The state cabinet is scheduled to meet on December 20 in Belagavi and the draft bill is expected to be tabled at the meeting and subsequently in the legislative assembly next week.

The proposed draft bill says that “conversion from one religion to another by misrepresentation, force, fraud, undue influence, coercion, allurement or marriage’’ is prohibited.

“No person shall convert or attempt to convert either directly or otherwise any other person from one religion to another by use of misrepresentation, force, undue influence, coercion, allurement or by any fraudulent means or by marriage, nor shall any person abet or conspire for conversions,’’ the draft bill adds.

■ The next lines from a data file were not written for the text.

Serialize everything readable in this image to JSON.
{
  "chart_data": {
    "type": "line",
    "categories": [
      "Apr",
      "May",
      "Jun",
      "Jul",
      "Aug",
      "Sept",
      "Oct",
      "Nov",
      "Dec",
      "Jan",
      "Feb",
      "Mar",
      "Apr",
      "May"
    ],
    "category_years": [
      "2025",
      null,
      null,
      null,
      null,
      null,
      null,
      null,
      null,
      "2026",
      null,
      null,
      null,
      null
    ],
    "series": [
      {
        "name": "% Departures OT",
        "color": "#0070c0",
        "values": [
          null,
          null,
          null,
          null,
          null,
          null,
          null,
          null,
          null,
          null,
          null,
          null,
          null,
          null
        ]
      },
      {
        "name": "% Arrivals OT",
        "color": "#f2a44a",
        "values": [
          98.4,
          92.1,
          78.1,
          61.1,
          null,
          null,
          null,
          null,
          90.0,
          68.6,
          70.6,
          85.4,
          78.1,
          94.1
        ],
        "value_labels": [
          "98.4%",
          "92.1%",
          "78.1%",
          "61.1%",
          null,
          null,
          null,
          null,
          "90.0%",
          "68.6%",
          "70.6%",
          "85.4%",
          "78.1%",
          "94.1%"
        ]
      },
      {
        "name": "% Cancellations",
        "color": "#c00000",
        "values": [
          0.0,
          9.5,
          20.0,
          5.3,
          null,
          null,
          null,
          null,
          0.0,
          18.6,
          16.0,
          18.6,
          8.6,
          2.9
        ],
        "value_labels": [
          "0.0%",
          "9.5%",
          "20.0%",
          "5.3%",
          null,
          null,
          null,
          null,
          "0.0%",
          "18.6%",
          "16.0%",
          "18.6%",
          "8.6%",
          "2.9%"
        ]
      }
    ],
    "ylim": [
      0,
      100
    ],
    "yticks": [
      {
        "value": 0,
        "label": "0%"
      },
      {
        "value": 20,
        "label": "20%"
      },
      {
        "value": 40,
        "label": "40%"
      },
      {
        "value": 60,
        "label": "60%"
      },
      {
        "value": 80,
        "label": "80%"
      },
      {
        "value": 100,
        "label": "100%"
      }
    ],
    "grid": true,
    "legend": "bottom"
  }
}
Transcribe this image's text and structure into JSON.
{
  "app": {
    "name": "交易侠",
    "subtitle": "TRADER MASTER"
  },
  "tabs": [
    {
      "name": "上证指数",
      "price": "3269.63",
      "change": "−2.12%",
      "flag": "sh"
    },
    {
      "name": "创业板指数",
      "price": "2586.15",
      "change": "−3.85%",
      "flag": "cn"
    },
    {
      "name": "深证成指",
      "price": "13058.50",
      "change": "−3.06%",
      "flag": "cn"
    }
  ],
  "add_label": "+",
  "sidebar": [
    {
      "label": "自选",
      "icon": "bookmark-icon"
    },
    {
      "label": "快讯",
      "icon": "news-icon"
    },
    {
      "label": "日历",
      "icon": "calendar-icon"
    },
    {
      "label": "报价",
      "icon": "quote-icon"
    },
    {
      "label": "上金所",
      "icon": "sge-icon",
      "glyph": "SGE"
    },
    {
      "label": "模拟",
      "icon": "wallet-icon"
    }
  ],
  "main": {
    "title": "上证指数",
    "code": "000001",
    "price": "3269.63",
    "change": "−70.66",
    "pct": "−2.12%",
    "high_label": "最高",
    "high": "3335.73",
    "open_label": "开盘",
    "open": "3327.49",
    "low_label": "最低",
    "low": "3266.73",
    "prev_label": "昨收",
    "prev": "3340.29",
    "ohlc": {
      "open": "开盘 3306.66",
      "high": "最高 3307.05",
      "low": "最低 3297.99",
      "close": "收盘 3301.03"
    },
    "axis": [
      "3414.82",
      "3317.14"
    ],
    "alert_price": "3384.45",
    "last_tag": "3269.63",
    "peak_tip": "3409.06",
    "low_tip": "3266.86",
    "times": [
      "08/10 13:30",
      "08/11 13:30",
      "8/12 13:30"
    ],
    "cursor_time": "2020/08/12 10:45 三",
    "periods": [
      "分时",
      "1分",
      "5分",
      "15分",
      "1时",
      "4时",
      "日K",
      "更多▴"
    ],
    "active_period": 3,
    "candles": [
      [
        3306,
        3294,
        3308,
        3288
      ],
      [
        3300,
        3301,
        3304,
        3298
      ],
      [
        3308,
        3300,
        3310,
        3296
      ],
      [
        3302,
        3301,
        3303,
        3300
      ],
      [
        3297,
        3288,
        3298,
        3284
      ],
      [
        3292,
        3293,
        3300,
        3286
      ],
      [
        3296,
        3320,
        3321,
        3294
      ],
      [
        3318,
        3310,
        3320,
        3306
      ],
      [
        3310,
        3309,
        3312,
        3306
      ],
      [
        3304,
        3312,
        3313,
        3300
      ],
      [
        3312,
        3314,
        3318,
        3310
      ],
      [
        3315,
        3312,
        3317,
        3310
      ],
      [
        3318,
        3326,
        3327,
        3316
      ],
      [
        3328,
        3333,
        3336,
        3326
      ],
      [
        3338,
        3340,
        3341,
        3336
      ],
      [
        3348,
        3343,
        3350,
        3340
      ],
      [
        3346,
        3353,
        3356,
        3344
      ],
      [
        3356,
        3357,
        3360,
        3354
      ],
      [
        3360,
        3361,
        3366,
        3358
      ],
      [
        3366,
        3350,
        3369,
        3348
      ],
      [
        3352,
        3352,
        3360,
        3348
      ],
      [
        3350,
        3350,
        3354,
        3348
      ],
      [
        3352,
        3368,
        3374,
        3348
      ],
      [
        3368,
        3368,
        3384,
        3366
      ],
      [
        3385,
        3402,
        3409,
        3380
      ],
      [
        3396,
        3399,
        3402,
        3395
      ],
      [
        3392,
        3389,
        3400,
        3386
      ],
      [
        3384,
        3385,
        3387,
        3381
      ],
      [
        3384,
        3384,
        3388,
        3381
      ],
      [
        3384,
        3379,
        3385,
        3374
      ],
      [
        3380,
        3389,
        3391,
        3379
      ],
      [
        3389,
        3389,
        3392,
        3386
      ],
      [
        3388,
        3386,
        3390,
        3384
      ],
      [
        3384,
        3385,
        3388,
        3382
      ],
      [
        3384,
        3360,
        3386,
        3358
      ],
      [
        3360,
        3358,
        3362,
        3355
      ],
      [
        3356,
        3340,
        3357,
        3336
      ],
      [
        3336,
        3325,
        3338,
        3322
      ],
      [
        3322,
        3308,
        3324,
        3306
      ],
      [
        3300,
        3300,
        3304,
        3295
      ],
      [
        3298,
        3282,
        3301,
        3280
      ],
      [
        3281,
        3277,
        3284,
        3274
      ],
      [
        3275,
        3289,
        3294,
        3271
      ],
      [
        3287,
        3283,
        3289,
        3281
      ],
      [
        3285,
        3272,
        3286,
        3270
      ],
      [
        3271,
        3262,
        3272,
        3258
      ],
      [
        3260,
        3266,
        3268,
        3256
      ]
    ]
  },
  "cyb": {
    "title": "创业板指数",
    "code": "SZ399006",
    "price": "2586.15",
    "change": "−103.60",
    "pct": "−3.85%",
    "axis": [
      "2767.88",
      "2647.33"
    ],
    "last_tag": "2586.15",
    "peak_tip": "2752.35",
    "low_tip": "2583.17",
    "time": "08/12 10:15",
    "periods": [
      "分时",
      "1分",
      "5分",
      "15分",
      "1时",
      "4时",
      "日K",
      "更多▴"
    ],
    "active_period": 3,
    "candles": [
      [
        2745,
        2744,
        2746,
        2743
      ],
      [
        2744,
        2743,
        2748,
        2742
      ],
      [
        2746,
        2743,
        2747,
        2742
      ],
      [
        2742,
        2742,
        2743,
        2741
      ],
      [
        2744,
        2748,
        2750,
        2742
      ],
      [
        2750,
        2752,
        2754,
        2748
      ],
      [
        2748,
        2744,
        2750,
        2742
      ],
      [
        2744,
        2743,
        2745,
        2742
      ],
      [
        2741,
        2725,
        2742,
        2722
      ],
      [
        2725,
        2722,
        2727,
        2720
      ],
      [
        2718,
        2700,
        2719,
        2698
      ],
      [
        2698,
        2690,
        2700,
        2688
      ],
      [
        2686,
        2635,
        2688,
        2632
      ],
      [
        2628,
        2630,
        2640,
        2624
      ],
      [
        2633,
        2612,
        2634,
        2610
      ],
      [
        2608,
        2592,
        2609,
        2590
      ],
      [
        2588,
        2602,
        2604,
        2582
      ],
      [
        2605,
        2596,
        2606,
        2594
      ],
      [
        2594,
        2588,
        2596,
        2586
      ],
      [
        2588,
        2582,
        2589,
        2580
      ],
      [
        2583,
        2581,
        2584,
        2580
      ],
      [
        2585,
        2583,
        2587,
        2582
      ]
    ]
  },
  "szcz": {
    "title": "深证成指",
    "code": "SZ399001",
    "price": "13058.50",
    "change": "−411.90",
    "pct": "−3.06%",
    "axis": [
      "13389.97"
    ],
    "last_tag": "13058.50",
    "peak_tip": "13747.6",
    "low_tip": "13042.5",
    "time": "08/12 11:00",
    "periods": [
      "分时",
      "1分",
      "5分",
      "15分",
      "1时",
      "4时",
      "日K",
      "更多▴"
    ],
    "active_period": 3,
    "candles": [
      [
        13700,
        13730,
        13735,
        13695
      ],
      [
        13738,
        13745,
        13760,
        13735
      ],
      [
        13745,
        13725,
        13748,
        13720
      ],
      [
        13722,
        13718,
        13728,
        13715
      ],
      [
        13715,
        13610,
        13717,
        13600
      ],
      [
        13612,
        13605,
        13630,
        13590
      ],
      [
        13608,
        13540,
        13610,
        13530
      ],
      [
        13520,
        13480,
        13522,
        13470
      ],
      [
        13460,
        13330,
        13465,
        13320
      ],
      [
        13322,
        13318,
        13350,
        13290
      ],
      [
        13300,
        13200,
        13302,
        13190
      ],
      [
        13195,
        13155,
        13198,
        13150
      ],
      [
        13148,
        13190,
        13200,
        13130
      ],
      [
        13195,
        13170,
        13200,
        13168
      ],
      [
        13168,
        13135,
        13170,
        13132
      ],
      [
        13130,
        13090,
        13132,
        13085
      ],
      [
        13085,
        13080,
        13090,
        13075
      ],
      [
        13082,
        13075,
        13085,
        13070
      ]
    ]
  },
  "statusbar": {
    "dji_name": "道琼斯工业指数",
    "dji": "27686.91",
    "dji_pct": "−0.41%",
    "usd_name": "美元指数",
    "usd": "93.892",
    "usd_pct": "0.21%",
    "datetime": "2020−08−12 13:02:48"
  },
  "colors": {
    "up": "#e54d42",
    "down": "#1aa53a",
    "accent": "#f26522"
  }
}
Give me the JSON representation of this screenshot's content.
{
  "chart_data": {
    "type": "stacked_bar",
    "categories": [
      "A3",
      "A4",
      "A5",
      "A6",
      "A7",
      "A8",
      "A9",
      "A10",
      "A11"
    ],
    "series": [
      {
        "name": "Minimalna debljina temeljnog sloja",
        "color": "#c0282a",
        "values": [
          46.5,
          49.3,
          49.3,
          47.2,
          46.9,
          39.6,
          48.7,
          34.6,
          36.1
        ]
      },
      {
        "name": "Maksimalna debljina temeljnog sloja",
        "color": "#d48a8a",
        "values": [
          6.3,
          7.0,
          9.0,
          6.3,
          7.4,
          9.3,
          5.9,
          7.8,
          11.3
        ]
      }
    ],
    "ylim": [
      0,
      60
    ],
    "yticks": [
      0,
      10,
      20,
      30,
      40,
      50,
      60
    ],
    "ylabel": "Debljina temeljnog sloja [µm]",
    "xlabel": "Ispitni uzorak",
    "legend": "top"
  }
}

According to the proposed legislation, complaints of conversions can be filed by family members of a person planning to change his religion, or anyone related to the person getting converted.

A shorter jail term is proposed for people violating the law in case of general categories, but it is severe for forced conversions from among minors, women and persons from the Dalit and Tribal communities.

The bill says even marriages conducted with the intention of conversions can be declared null and void by a family court or a jurisdictional court.

The draft bill says if any person intending to convert to another religion after the law comes into force will have to give a two months’ advance notice to the district magistrate. Not informing the authorities will also attract jails for the ones converted and the ones executing the conversion.

Similar anti-conversion laws exist in other BJP-ruled states such as Gujarat, Himachal Pradesh, Madhya Pradesh and Uttar Pradesh.

However, the opposition parties, including the Congress, have threatened to oppose the bill in the Karnataka assembly.

There seems to confusions among the ruling party members. Some want bill presented in the current winter session while others want more studies about the pros and consequences of the law before it is implemented.

The government had ordered some surveys and studies to find out if forced conversions are actually happening. In one such survey in Hosadurga in northern Karnataka, Tahsildar Tippeswamy reported that no forcible conversion had happened under his jurisdiction.

Tippeswamy, in his report, pointed out that forced conversions are false claims. His report was forwarded to the government through the deputy commissioner of the district, but instead of accepting his report, Tippeswamy received a transfer order December 17.